De Vlaamse Media Maatschappij (VMM) heeft plannen voor een cultuurzender. Juicht u dat toe?
VAN GREMBERGEN: Als ik nu bevestigend antwoord, komen de initiatiefnemers me natuurlijk meteen om geld vragen. (lacht) We moeten heel goed afwegen of het een goed idee is dat de overheid geld in een nichezender stopt. Dan riskeer je een soort Mattheuseffect.
U hebt de komende twee jaar nog heel wat werk voor de boeg als minister. Toch gaat u straks hoogstwaarschijnlijk op de kamerlijst van het SP.A-Spirit-kartel staan.
VAN GREMBERGEN: Na het uiteenvallen van de Volksunie ben ik in Spirit gestapt en heel wat mensen zijn met mij in het water gesprongen.
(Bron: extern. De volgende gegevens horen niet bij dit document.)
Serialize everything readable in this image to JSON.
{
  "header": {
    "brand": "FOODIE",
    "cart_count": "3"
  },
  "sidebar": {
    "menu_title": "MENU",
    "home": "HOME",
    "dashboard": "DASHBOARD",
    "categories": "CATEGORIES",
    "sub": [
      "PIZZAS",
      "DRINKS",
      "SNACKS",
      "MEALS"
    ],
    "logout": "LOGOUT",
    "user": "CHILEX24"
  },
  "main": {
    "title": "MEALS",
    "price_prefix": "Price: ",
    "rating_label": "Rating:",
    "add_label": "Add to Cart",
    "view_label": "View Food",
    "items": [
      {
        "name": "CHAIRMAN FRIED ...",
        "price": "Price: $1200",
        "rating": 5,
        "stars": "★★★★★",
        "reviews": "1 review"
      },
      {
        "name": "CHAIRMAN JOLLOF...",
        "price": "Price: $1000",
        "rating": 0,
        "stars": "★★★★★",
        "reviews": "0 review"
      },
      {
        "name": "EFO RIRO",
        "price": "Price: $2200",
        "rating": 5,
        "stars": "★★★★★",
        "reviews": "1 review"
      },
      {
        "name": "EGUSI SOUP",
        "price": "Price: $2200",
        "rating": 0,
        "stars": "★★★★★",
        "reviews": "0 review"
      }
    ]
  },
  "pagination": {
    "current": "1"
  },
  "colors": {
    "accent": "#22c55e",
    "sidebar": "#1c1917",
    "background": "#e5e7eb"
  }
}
Zonder ijdelheid kan ik stellen dat ik in Vlaanderen de vertolker van een bepaald gedachtegoed ben, en daarom wil ik me in de strijd gooien bij de eerste verkiezingen waaraan Spirit in een kartel met SP.A deelneemt. Het gaat me echt niet om een mandaat, ik ben gewoon bekommerd om mijn erfgoed.
U wilt alleen stemmen binnenhalen voor het kartel, maar blijft wel in de Vlaamse regering?
VAN GREMBERGEN: Ik wil deze regeerperiode volmaken in de Vlaamse regering en daarna ambieer ik geen volgende ambtstermijn meer. Dan wacht mij Evergem. Ik ben hier burgemeester en heb de jongste jaren veel moeten delegeren. Maar ik weet dat de mensen liever een burgemeester hebben die elke dag in hun midden is. Vanaf 2004 zal dat zo zijn.